Chinese advertising is seen by some as safe, conservative, and even boring, with a golden formula of user benefits and repetition, plus personalities and 15-second formats. How do you apply the concept of disruption to the market?
Take note that disruption is typically at the strategic, not the execution level. Disruption, a process of creativity, has to start before the creative process. You have to have a very different, unconventional strategy. I can understand why this is not yet very important in China because that comes when you have many different brands competing for the same business. Now everything is going so fast that nobody cares about being different. But when things slow down a little and, step by step, when the volume is not coming from the market itself, and market share is with the other guys, you have to be special to stand out. So disruption will become useful in China.

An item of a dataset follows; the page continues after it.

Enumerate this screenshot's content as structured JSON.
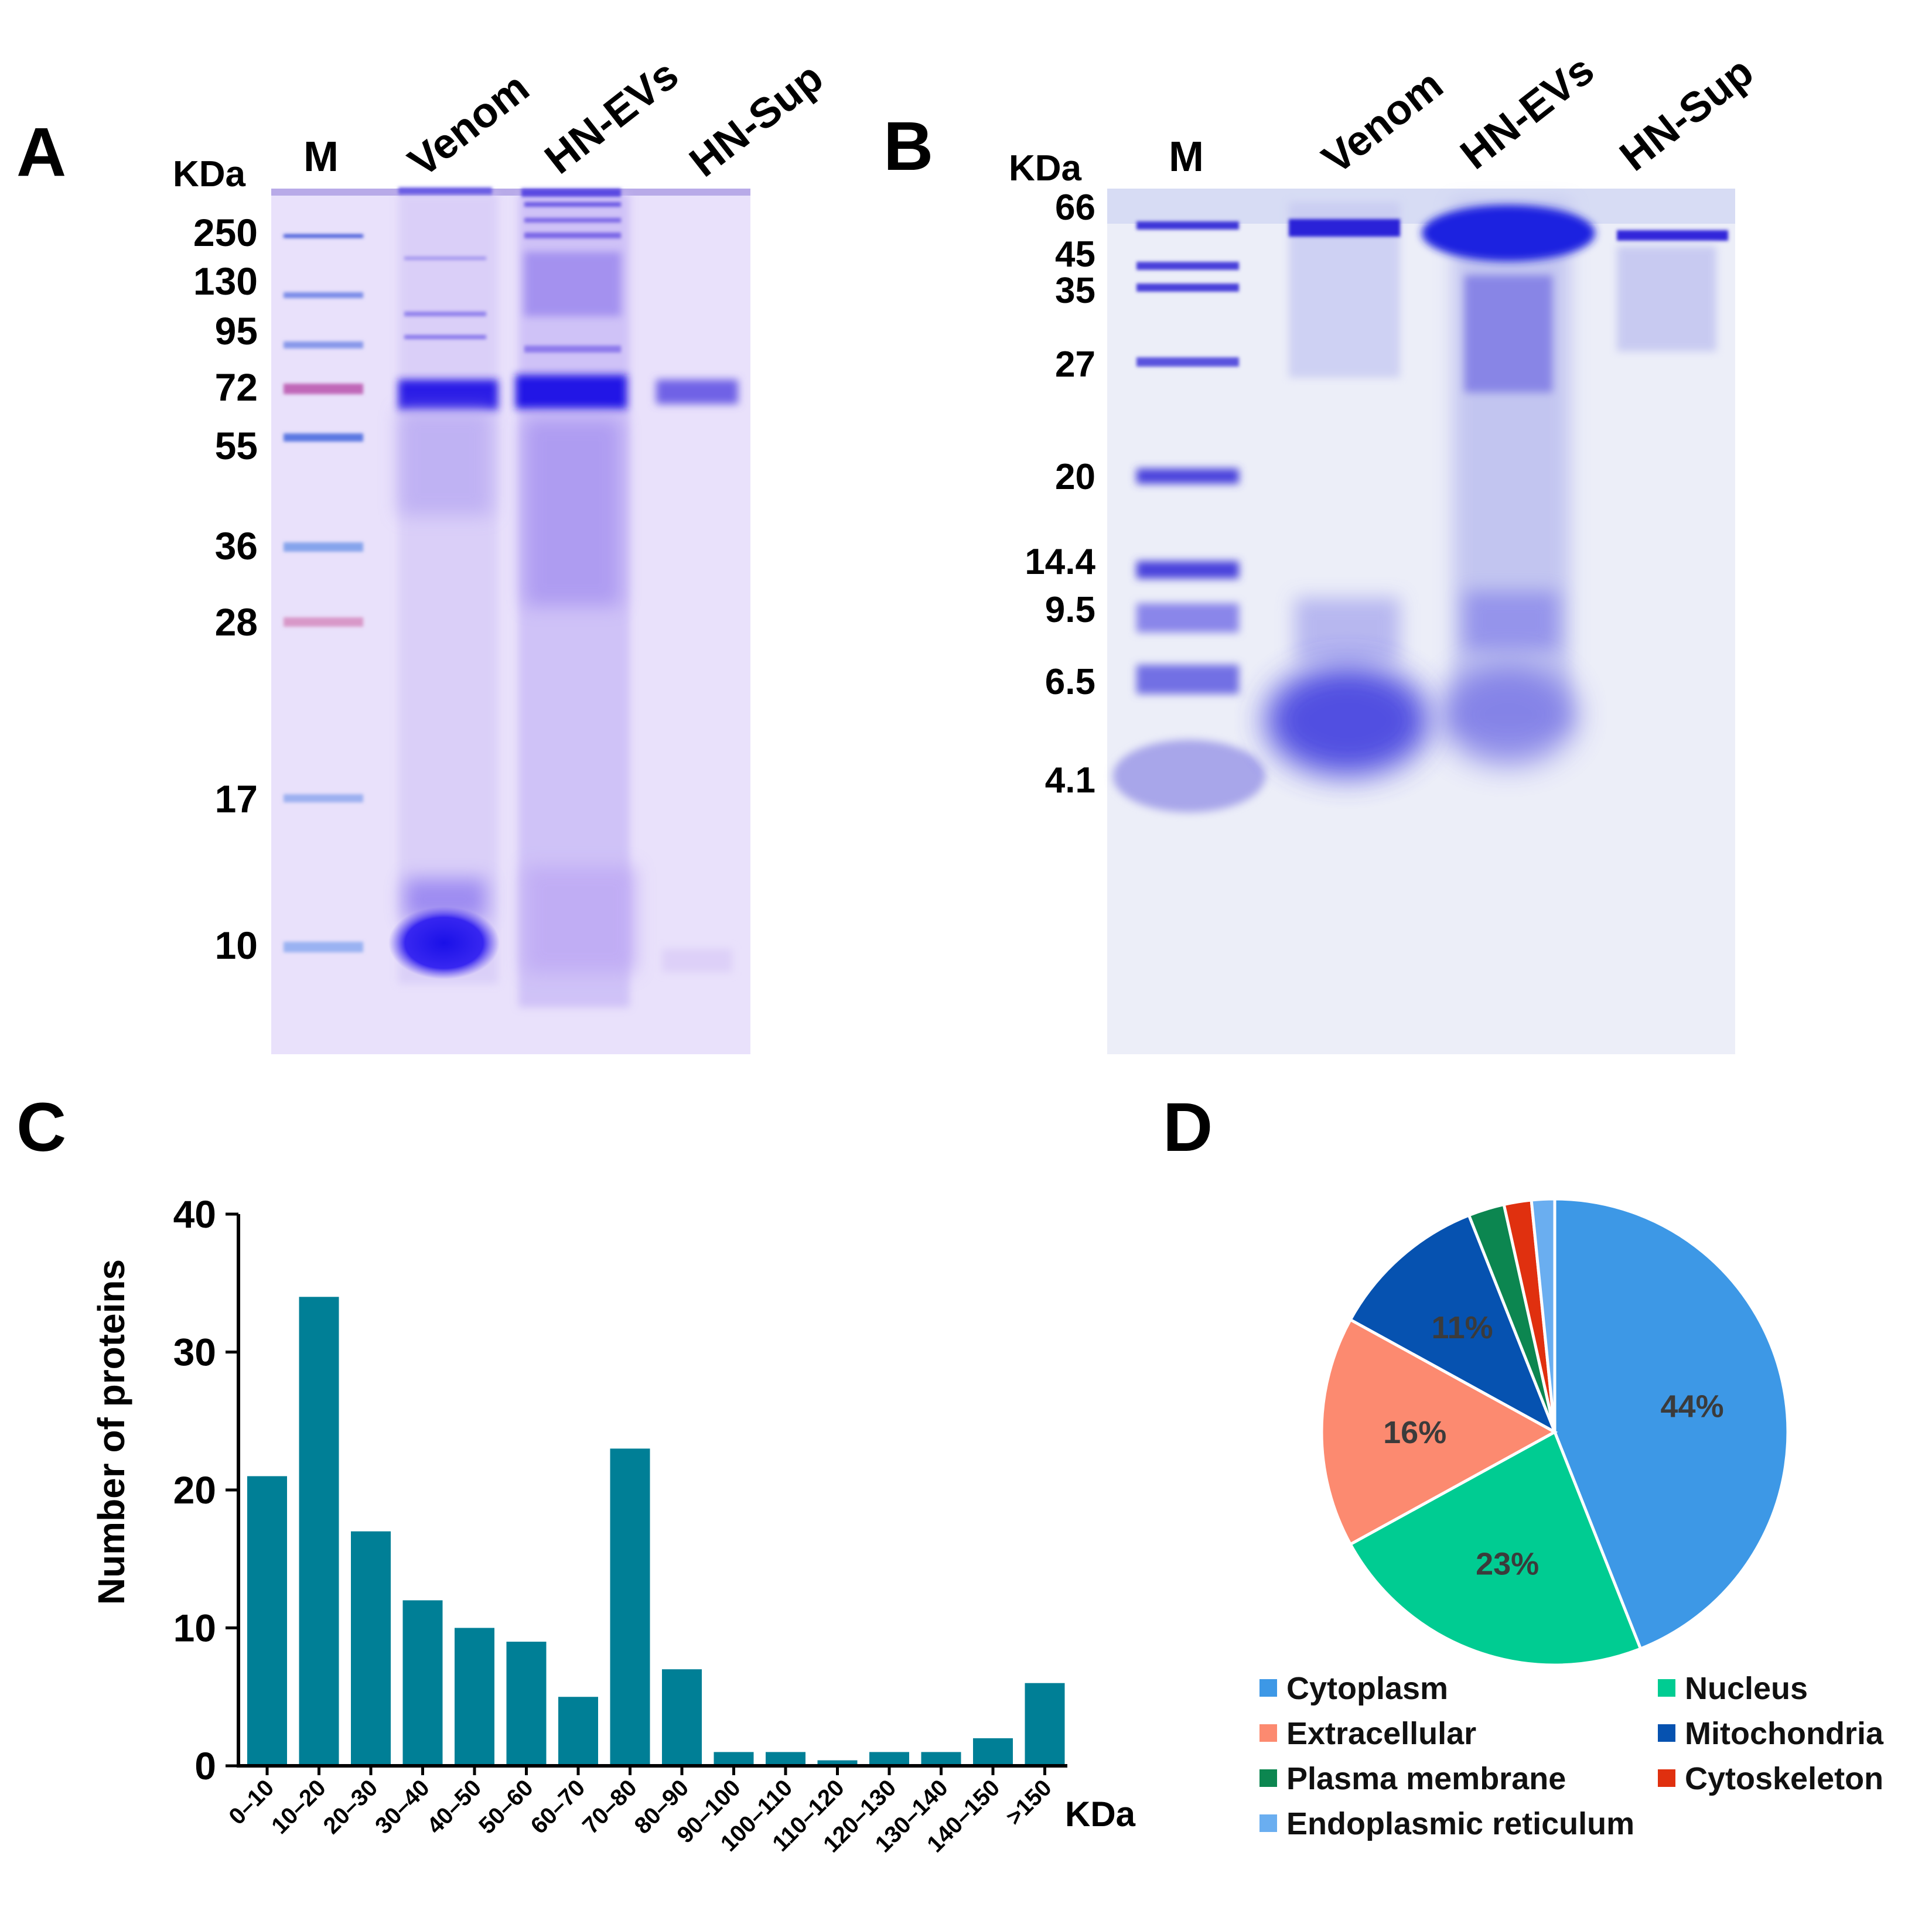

Right now, it's too formulaic, too many celebrities, too much use of 15-seconders. [I will] tell you something about the mathematics of advertising: 15 seconds is not one-half of 30 seconds, it's one-twelfth. Because you need some time to get into a commercial to 'get it'.
You say disruption is not yet at the strategic level in China, which is surprising because the country's age-old maxims of military stratagems have been a vital function of business throughout its history.
Yes, but nothing is as constant as change. Confucius said something to that effect. There's another saying in English: 'If you don't create change, change will create you' — negatively. If you repeat yourself and repeat yourself, nobody listens to you anymore. And incremental change is not strong enough, that's why we believe in innovative strategies. But I tell our clients, if you change nothing, you will die; if you change everything, you will die as well. So you have to toe the fine line, to decide what should be changed and what should not be changed. And this is what disruption is all about, to break — not all, but some — of the conventions.
To do that, we organise 'Disruption Days' (more than 5,000 to-date) with people from client-side and agency-side. Not only marketing and advertising people, but factory people and legal people. The head of our office in Los Angeles calls this our "unfair competitive advantage". It's "unfair" because it's difficult for the other [agencies] to do the same thing.
How are Chinese clients reacting to your insistence on disruption?
At the macro level, most of them have spent the last 10 or 15 years building supply chains, distribution networks and so on. And the economy has been growing at 10, 12, 15 per cent with millions of people coming to the cities, joining the middle class. Clients didn't have to worry too much about top-line growth. That's changed. When our client adidas recently took a three per cent share of the women's market off Nike, that was significant because five years ago we never talked about such things. As China changes, it's never been more relevant. In LA, for instance, our work for Gatorade shifted it from a sports drink to a sports brand.
You started your career as a P&G man. Have they embraced your philosophy?
If you look at the speeches of Mark Pritchard, P&G thinks it's in the business of improving lives, which is a big step from just selling Pampers or Tide or whatever products. They think not in terms of benefit, but in terms of purpose. They used to say Pampers keeps your baby's buttocks drier; now they say dry buttocks during the night means your baby will be in better shape physically and mentally during the day. Moving out of the single-minded user benefit proposition opens up many things like CSR initiatives for the brand. You know what, I started this disruption philosophy because I'm very conservative myself.
Has there been a tough client you had to 'force-feed' your approach to?
I don't think we ever used it on Apple, because they are so disruptive themselves. It's difficult to talk about clients, but we have more problems on the execution level. Some think the work is fantastic, some say it was not what they expected.
A French film director that I love used to say the quality of a feature film relies on 50 per cent script, 50 per cent director, 50 per cent actress, 50 per cent music, 50 per cent editing. If any one of them is a hit-and-miss, only half of the film is left. You can have the best strategy in the world, but poor execution is bad. If you have the best execution on the wrong strategy, same story. You have to have both.
When I owned my personal agency [BDDP], the creative director was allowed to refuse a strategy without any reason. And that's the time we did the best creatives. When you brief the creative people, you have to give them a good springboard to jump from.
So are the creatives at TBWA allowed to reject briefs?
Not anymore. It's not about saying flatly no, but saying 'this is not enough to work with, we need something more'. The whole world now is lot more collaborative.
Speaking of collaboration, do you think the Publicis-Omnicom merger is a disruption to the industry?
Yes. I'm not really entitled to make any observations to you before the process goes through, but from a client perspective, there is now no expertise in anything that cannot be found within the [merged] group.
I cannot help myself but ask about your expectations for the Chinese market, even though you do not directly run the business on a daily basis.
Ian Thubron grew the agency 60 per cent in two years. This country is now number five [in revenue contribution to TBWA], and until it is number two, behind the US, we have a long way to go. It's now still less than half of the size of the France business. China is the second largest economy in the world; TBWA China should be the second too. It cannot take more than five years for this to happen. The advertising world is very much the reflection of the overall mood and state of a country. In France we are in a difficult position, and the advertising is dull these days.
Are there any Chinese campaigns you think are exceptionally good?
There is one that is very interesting, not by us, the People's Car Project by Volkswagen. I hate to say that, but it's very good.